The news as the Coalition continues to stonewall questions about the details of its rival broadband policy to the NBN. In its ‘Real Solutions’ policy document published this week, the organisation included only a scant few paragraphs relating to its broadband policy, noting that it would deliver high-speed broadband that was both affordable for families and business and cost-effective for taxpayers.
“We will for the first time do a fully transparent cost-benefit analysis of the National Broadband Network, to find out the quickest and most cost- efficient way to upgrade broadband to all areas where services are now unavailable or sub- standard,” the document states. “This is the cost-benefit analysis Labor didn’t do before committing to spend tens of billions of dollars on the NBN.”
“We will roll out super-fast broadband using whichever is the most effective and cost efficient technology and we will use existing infrastructure where we can,” it adds. “We will roll it out faster to high priority areas. We will end billions of dollars of wasteful spending on the NBN and deliver more of the modern infrastructure we urgently need while encouraging competition wherever possible to put downward pressure on prices.”
This month I made a bet with a senior telecommunications industry figure about the Coalition’s plans for the NBN. If the Coalition wins government and takes Abbott’s professed approach to the NBN (broadly, shutting it down and walking away), I have committed to buying this figure dinner to the value of $200 at a restaurant of their choice.

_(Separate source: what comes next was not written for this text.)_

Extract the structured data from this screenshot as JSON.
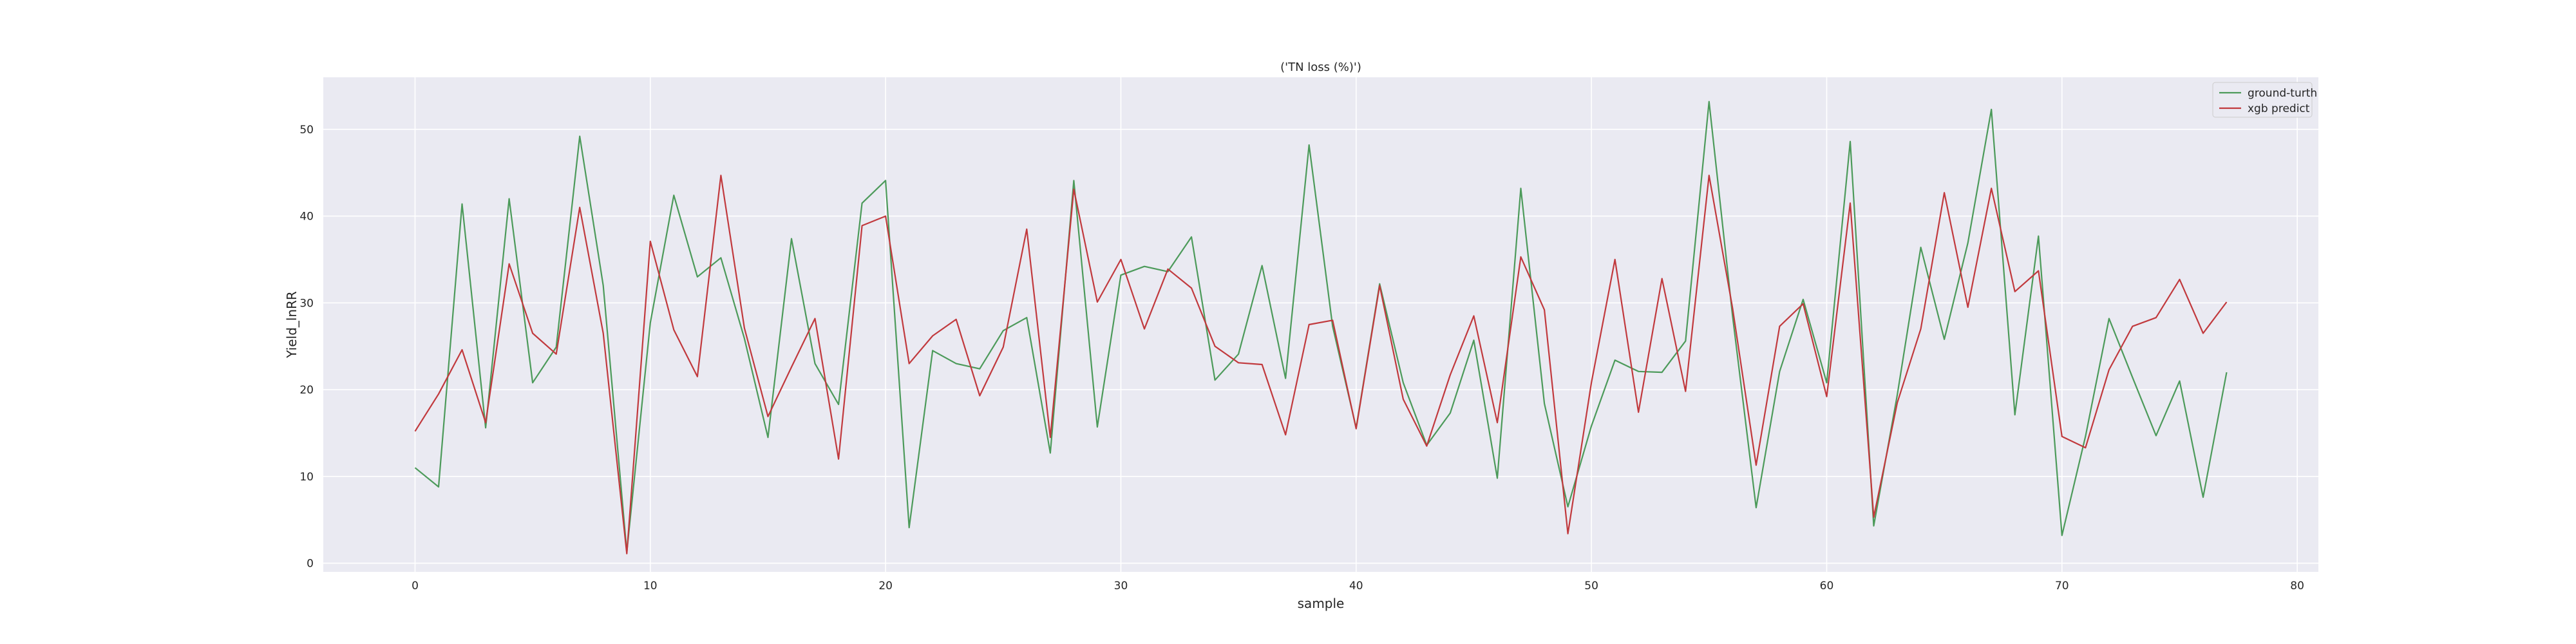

However, if the Coalition wins government and takes Turnbull’s approach to the NBN (broadly, retaining its bones, including NBN Co, but re-shaping it and focusing on FTTN), then they’ll buy me dinner to the value of $200 at a restaurant of my choice. If Labor wins, all bets are off.
Right now, I suspect what is happening inside the Shadow Cabinet is that Malcolm Turnbull is trying to talk some sense into long-time NBN critics such as Tony Abbott and Joe Hockey, who would likely take a very radical scalpel to the NBN if they take power in the Federal Election coming in mid-September this year.
And he had better. Because under no circumstances is it a realistic policy for the Coalition to simply shut down NBN Co, sacking some 1,700 staff and walk away from a situation where construction is under way to hundreds of thousands of homes and tens of thousands of people are already using the NBN’s services.
You can’t just walk away from a situation where billions of dollars in contracts have been signed and a ten-year fundamental infrastructure program is in place. That would demonstrate a ludicrous failure of responsibility on the part of the Coalition, and I’m sure Turnbull knows this. Abbott had better realise it soon and listen to the Earl of Wentworth’s common sense on this issue; otherwise an Abbott Prime Ministership will be characterised by the absolute debacle of the shutdown of the NBN project; an event which will live in infamy forever.
None of this is to say that I believe Turnbull or anyone else in the Coalition has a better policy right now than the NBN. However, on the scale of lunacy to common sense, Turnbull’s FTTN vision for the NBN is a great deal more rational than the rubbish Abbott has been spouting for the past several years about ‘shutting down’ the NBN entirely. It’s good to see that Hockey has been listening to Turnbull’s views on the issue, and I hope to see a cohesive policy emanate from the Coalition on this issue over the next few months; costings, as Hockey promised, included.